The Atlanta Journal-Constitution
Cancer drug helps spark Merck’s second-quarter surge
Sales of its cancer blockbuster and vaccines helped drive Merck’s second-quarter profit up 54%, way past Wall Street expectations and cheering investors.
The maker of cancer immunotherapy drug Keytruda and diabetes pill Januvia also benefited from slightly reduced spending on research and restructuring.
The Kenilworth, New Jersey, company raised its revenue forecast for the year, but reduced its earnings per share forecast due to a charge for the just-closed acquisition of Peloton Therapeutics.
During the quarter, Merck also bought a second company developing cancer therapies, Tilos Therapeutics, and a third developing ways to boost the immune system to fight diseases.
Until five years ago, Merck had little presence in cancer other than Emend for treating nausea and vomiting caused by chemotherapy. But Keytruda’s dominance in the market — it’s now approved for treating 20 cancer types and patient groups — has shifted much of Merck’s research and revenue to oncology.

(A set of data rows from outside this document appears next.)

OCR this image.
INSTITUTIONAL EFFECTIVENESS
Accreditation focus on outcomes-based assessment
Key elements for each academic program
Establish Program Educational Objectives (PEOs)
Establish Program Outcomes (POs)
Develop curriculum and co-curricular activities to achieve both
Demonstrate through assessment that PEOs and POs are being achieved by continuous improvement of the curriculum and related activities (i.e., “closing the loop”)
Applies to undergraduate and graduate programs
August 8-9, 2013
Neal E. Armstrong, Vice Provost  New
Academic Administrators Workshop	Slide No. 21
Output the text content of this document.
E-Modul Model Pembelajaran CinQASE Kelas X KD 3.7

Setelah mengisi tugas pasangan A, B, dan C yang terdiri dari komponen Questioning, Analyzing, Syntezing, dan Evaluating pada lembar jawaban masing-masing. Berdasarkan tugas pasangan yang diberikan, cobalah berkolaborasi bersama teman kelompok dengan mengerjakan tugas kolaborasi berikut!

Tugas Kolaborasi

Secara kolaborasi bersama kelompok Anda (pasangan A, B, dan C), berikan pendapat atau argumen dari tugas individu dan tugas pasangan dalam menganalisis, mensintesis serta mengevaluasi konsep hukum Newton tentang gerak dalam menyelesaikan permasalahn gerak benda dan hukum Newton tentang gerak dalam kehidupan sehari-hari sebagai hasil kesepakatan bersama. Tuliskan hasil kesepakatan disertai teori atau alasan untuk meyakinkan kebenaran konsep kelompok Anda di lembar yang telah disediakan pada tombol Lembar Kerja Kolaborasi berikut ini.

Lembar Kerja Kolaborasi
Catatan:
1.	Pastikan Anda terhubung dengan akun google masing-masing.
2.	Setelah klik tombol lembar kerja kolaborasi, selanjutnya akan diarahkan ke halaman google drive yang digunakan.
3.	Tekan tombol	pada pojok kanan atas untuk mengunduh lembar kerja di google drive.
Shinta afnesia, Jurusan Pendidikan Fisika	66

Keytruda sales jumped 58% to $2.63 billion in the quarter, as the biologic drug continues to rack up more approvals, most recently for patients with advanced small cell lung cancer, and as initial treatment for advanced head and neck cancer.
“We estimate Keytruda sales will exceed $16 billion by 2022,” Edward Jones analyst Ashtyn Evans wrote to investors.
Revenue also is growing from partnerships with other companies to jointly sell Lynparza for ovarian cancer and Lenvima for liver, kidney and thyroid cancer.
Meanwhile, sales continue to wane for older drugs for more common conditions including diabetes, high cholesterol, asthma and allergies.